Wir glauben sehr stark an Geister und Vorfahren, und niemand möchte vom Geist einer Person heimgesucht werden, über die man bei ihrer Beerdigung unfreundliche Dinge gesagt hat.
Rungano Nyoni
Zuversichtlicher stimmt da, dass die Filme heute zirkulieren und scheinbar zumindest in einigen Kreisen mit offenen Armen empfangen werden: Unlängst vergaben am Zurich Film Festival sowohl die beiden Hauptjurys wie auch das Publikum ihre Preise an entsprechende Filme. Neben On Becoming a Guinea Fowl (Goldenes Auge für den Besten Spielfilm) erhielt Black Box Diaries von Shiori Ito den Publikumspreis und das Goldene Auge für den Besten Dokumentarfilm.

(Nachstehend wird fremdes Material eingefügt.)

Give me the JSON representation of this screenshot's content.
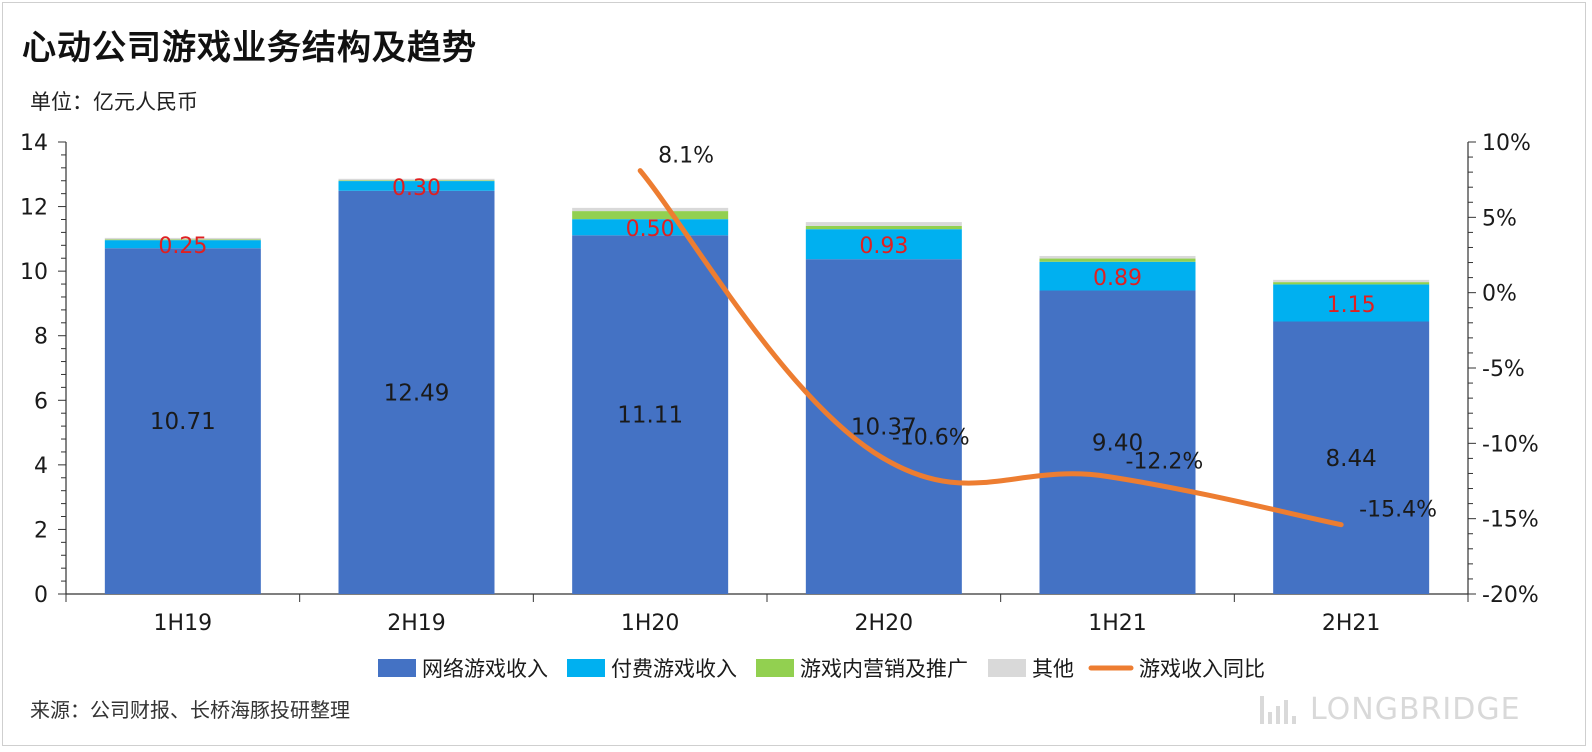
{
  "page": {
    "title": "心动公司游戏业务结构及趋势",
    "unit": "单位：亿元人民币",
    "source": "来源：公司财报、长桥海豚投研整理",
    "brand": "LONGBRIDGE"
  },
  "chart_data": {
    "type": "bar",
    "stacked": true,
    "title": "心动公司游戏业务结构及趋势",
    "categories": [
      "1H19",
      "2H19",
      "1H20",
      "2H20",
      "1H21",
      "2H21"
    ],
    "ylim": [
      0,
      14
    ],
    "yticks": [
      "0",
      "2",
      "4",
      "6",
      "8",
      "10",
      "12",
      "14"
    ],
    "y2lim": [
      -20,
      10
    ],
    "y2ticks": [
      "-20%",
      "-15%",
      "-10%",
      "-5%",
      "0%",
      "5%",
      "10%"
    ],
    "grid": false,
    "legend_position": "bottom",
    "series": [
      {
        "name": "网络游戏收入",
        "color": "#4472C4",
        "values": [
          10.71,
          12.49,
          11.11,
          10.37,
          9.4,
          8.44
        ],
        "labels": [
          "10.71",
          "12.49",
          "11.11",
          "10.37",
          "9.40",
          "8.44"
        ],
        "label_color": "#1a1a1a"
      },
      {
        "name": "付费游戏收入",
        "color": "#00B0F0",
        "values": [
          0.25,
          0.3,
          0.5,
          0.93,
          0.89,
          1.15
        ],
        "labels": [
          "0.25",
          "0.30",
          "0.50",
          "0.93",
          "0.89",
          "1.15"
        ],
        "label_color": "#E02020"
      },
      {
        "name": "游戏内营销及推广",
        "color": "#92D050",
        "values": [
          0.02,
          0.02,
          0.25,
          0.1,
          0.1,
          0.07
        ]
      },
      {
        "name": "其他",
        "color": "#D9D9D9",
        "values": [
          0.05,
          0.05,
          0.1,
          0.12,
          0.08,
          0.07
        ]
      }
    ],
    "line": {
      "name": "游戏收入同比",
      "color": "#ED7D31",
      "axis": "right",
      "categories": [
        "1H20",
        "2H20",
        "1H21",
        "2H21"
      ],
      "values": [
        8.1,
        -10.6,
        -12.2,
        -15.4
      ],
      "labels": [
        "8.1%",
        "-10.6%",
        "-12.2%",
        "-15.4%"
      ]
    }
  }
}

In dem höchst persönlichen Film dokumentiert die Japanerin die Aufklärung ihres erlebten sexuellen Übergriffs und ihren mutigen Kampf, damit an die Öffentlichkeit zu gehen und den Täter (einen Medienchef und Befreundeten des damaligen Ministerpräsidenten) vor Gericht zu bringen. Die Geschichte der japanischen #MeToo-Ikone bewegt derzeit weltweit die Gemüter, genauso wie diejenige aus dem französischen Avignon, wo Gisèle Pélicot nach zehn Jahren durchlebten Missbrauchs nun Vergewaltigungsopfern ein Gesicht gibt. Shiori, Gisèle und Shula: ihnen allen ist gemein, dass sie das Schweigen brechen. Wie die Französin es so zutreffend formulierte: «Die Scham muss die Seite wechseln.»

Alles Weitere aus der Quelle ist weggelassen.